イスラエルは当初はパンデミック対策に成功し感染を抑え込んだ。しかし、通常生活への復帰を急ぎ、再度の感染の拡大にさらされている。感染の拡大による観光産業への打撃などから、失業率が高まっており、ネタニヤフ政権への不満も日増しに高まっている状況である。

またイランにしてみても、これだけの挑発を受ければ対抗措置をとらざるを得ないだろう、との認識が広まっている(注11)。事実、イランのアリー・ハメネイ最高指導者は、7月末にイラク首相との会談において、昨年末、アメリカによって、革命防衛隊アルゴッズ(al-Quds)部隊のカーセム・スレイマニー司令官が殺害されたことに対する報復を示唆している(注12)。

イランの反撃は、どういう形をとるだろうか。
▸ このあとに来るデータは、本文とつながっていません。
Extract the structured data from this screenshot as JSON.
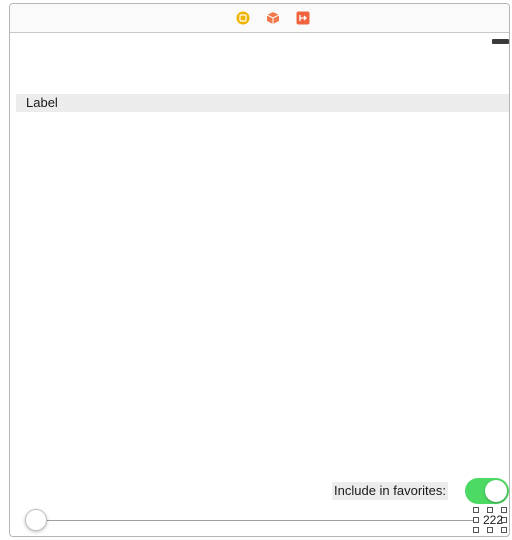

イラクに駐留するアメリカ軍に対する親イラン勢力による攻撃となるのか、あるいはイスラエルと接近を深めるアラビア半島の産油国やカスピ海岸のアゼルバイジャンへの報復の形をとるのか、予想は容易ではない。しかし、イランによる何らかの動きが予感されている。
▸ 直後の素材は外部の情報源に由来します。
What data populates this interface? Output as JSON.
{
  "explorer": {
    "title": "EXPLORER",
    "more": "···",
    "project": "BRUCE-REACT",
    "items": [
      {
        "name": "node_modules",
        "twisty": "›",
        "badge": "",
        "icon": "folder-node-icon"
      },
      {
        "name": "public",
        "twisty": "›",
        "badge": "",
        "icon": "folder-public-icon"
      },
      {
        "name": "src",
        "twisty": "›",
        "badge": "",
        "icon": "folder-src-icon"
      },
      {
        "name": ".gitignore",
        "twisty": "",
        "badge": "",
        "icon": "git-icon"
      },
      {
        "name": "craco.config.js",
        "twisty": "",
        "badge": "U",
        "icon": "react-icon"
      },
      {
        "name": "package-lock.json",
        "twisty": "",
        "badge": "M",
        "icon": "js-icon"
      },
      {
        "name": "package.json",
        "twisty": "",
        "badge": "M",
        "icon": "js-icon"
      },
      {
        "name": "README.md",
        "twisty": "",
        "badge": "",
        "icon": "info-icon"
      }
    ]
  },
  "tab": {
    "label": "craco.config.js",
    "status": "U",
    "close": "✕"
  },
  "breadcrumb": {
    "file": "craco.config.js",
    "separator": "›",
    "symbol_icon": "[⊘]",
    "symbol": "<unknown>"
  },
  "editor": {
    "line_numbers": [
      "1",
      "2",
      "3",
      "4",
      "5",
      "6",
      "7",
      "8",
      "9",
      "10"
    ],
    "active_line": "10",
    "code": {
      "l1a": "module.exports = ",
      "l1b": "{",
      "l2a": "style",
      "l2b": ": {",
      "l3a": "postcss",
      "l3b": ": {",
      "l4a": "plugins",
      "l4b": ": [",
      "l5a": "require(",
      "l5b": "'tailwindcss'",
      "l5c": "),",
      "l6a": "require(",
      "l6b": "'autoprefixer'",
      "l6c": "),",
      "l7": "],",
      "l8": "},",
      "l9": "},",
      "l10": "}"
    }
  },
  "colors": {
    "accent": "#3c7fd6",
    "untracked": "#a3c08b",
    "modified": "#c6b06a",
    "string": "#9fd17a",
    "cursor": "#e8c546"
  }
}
こうした緊迫した状況下の7月末に、さらに新たな事件が起こった。イランからレバノンに向かう民間航空機に、シリア上空で戦闘機が異常に接近した。民間航空機は衝突をさけるために急に高度を下げざるを得なかった。結果として乗客に負傷者が出た。その後に、この航空機は無事にレバノンの空港に着陸した。戦闘機による危険な挑発行為であった。
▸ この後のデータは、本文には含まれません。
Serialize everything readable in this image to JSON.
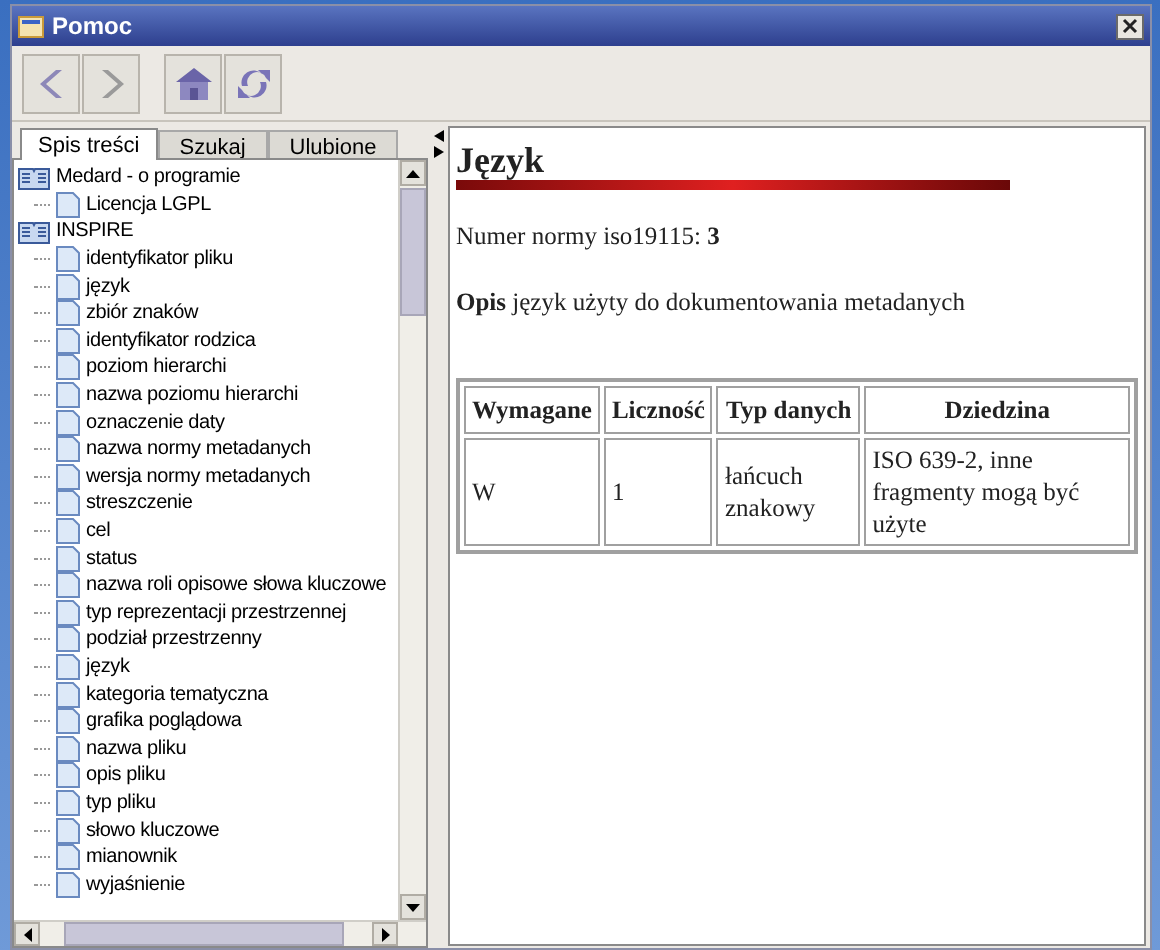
{
  "window": {
    "title": "Pomoc"
  },
  "tabs": [
    {
      "label": "Spis treści",
      "selected": true
    },
    {
      "label": "Szukaj",
      "selected": false
    },
    {
      "label": "Ulubione",
      "selected": false
    }
  ],
  "tree": [
    {
      "label": "Medard - o programie",
      "children": [
        {
          "label": "Licencja LGPL"
        }
      ]
    },
    {
      "label": "INSPIRE",
      "children": [
        {
          "label": "identyfikator pliku"
        },
        {
          "label": "język"
        },
        {
          "label": "zbiór znaków"
        },
        {
          "label": "identyfikator rodzica"
        },
        {
          "label": "poziom hierarchi"
        },
        {
          "label": "nazwa poziomu hierarchi"
        },
        {
          "label": "oznaczenie daty"
        },
        {
          "label": "nazwa normy metadanych"
        },
        {
          "label": "wersja normy metadanych"
        },
        {
          "label": "streszczenie"
        },
        {
          "label": "cel"
        },
        {
          "label": "status"
        },
        {
          "label": "nazwa roli opisowe słowa kluczowe"
        },
        {
          "label": "typ reprezentacji przestrzennej"
        },
        {
          "label": "podział przestrzenny"
        },
        {
          "label": "język"
        },
        {
          "label": "kategoria tematyczna"
        },
        {
          "label": "grafika poglądowa"
        },
        {
          "label": "nazwa pliku"
        },
        {
          "label": "opis pliku"
        },
        {
          "label": "typ pliku"
        },
        {
          "label": "słowo kluczowe"
        },
        {
          "label": "mianownik"
        },
        {
          "label": "wyjaśnienie"
        }
      ]
    }
  ],
  "page": {
    "heading": "Język",
    "norm": "Numer normy iso19115: **3**",
    "description": "**Opis** język użyty do dokumentowania metadanych",
    "table": {
      "columns": [
        "Wymagane",
        "Liczność",
        "Typ danych",
        "Dziedzina"
      ],
      "rows": [
        [
          "W",
          "1",
          "łańcuch znakowy",
          "ISO 639-2, inne fragmenty mogą być użyte"
        ]
      ]
    }
  }
}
この戦闘機はイスラエル空軍のものと当初は報道されたが、イラン当局筋は、その後にアメリカ軍機の可能性も示唆している(注13)。そしてアメリカ当局が、同国の2機のF15が「検査」のためにイラン機に接近したと認めた。イランのジャヴァード・ザリーフ外相は、この危険な行為をテロリズムとして国連安保理に提訴すると発表している(注14)。そもそもシリア政府の許可なくアメリカ空軍はシリアの上空で飛行しており、そこで民間航空機を威嚇するというのはどういう意図だろうか。アメリカもイランを挑発したいのだろうか。